Questa considerazione non significa parteggiare per la Russia ma solo prendere atto di come l'evolversi di un conflitto possa anche passare da notizie costruite ad arte per giustificare, a punta di diritto, interventi militari che poi saranno chiamati umanitari.

Se ogni giorno si inondano le case degli italiani di notizie che descrivono un sindacato che opera con illegalità e blocca i cancelli delle aziende per non far entrare i crumiri, si gettano le basi di un intervento legislativo che giustifichi norme severe contro questi reati, lo stesso ragionamento è applicabile alla guerra.

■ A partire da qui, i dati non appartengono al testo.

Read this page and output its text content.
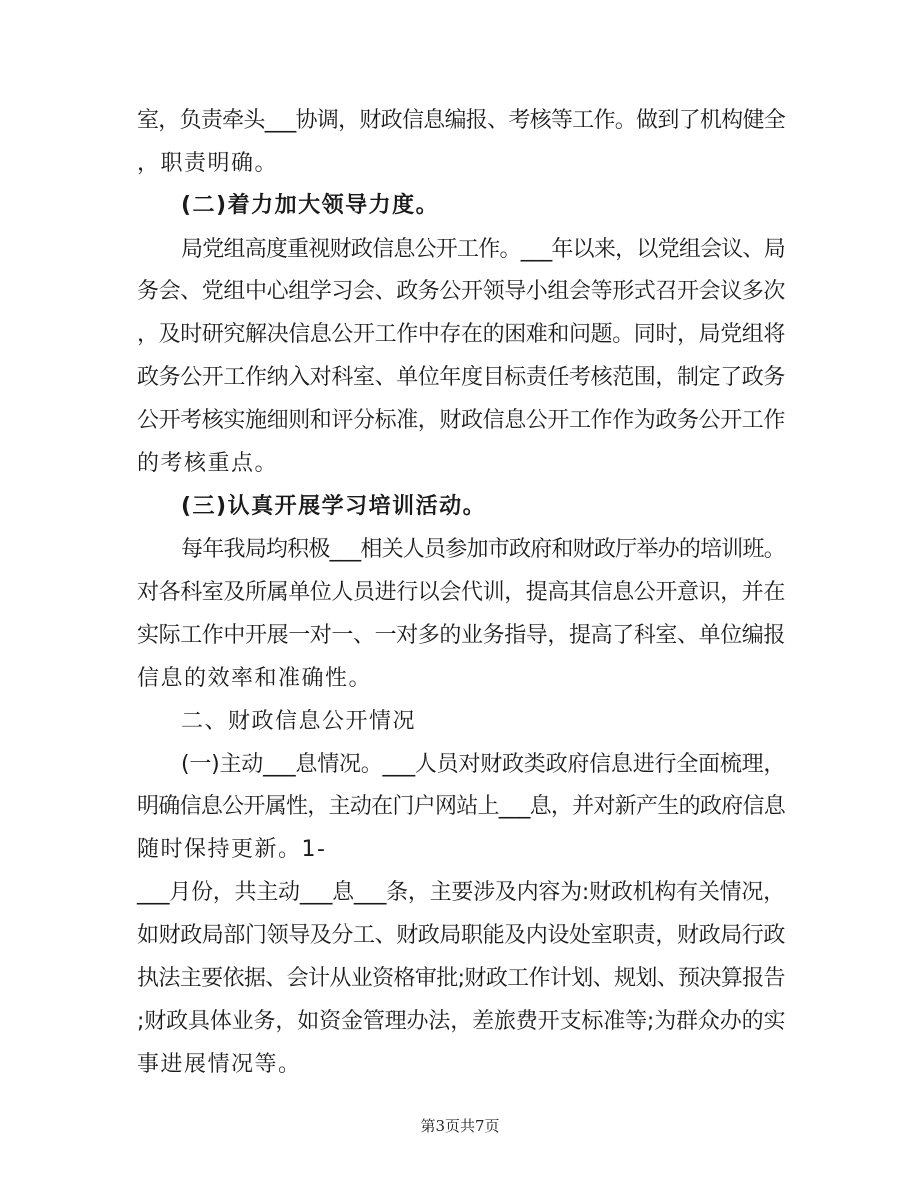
室，负责牵头___协调，财政信息编报、考核等工作。做到了机构健全
，职责明确。
(二)着力加大领导力度。
局党组高度重视财政信息公开工作。___年以来，以党组会议、局
务会、党组中心组学习会、政务公开领导小组会等形式召开会议多次
，及时研究解决信息公开工作中存在的困难和问题。同时，局党组将
政务公开工作纳入对科室、单位年度目标责任考核范围，制定了政务
公开考核实施细则和评分标准，财政信息公开工作作为政务公开工作
的考核重点。
(三)认真开展学习培训活动。
每年我局均积极___相关人员参加市政府和财政厅举办的培训班。
对各科室及所属单位人员进行以会代训，提高其信息公开意识，并在
实际工作中开展一对一、一对多的业务指导，提高了科室、单位编报
信息的效率和准确性。
二、财政信息公开情况
(一)主动___息情况。___人员对财政类政府信息进行全面梳理，
明确信息公开属性，主动在门户网站上___息，并对新产生的政府信息
随时保持更新。1-
___月份，共主动___息___条，主要涉及内容为:财政机构有关情况，
如财政局部门领导及分工、财政局职能及内设处室职责，财政局行政
执法主要依据、会计从业资格审批;财政工作计划、规划、预决算报告
;财政具体业务，如资金管理办法，差旅费开支标准等;为群众办的实
事进展情况等。
第3页共7页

Chiudiamo con la vendita e le esportazioni di armi,  è vietato farlo se lo stato che autorizza il commercio è a conoscenza di un utilizzo futuro che violerebbe le Convenzioni di Ginevra.   Quindi meno notizie arrivano sull'operato degli eserciti maggiori saranno le possibilità di inviare grandi quantitativi di armi senza violare Convenzioni internazionali. E da qui partono narrazioni tossiche e notizie parziali, eppure dal Donbass sono anni che arrivano notizie sull'operato dell'esercito ucraino, notizie che dovrebbero turbare i tranquilli sonni delle ragioni umanitarie e riflettere a lungo sulle scelte da compiere.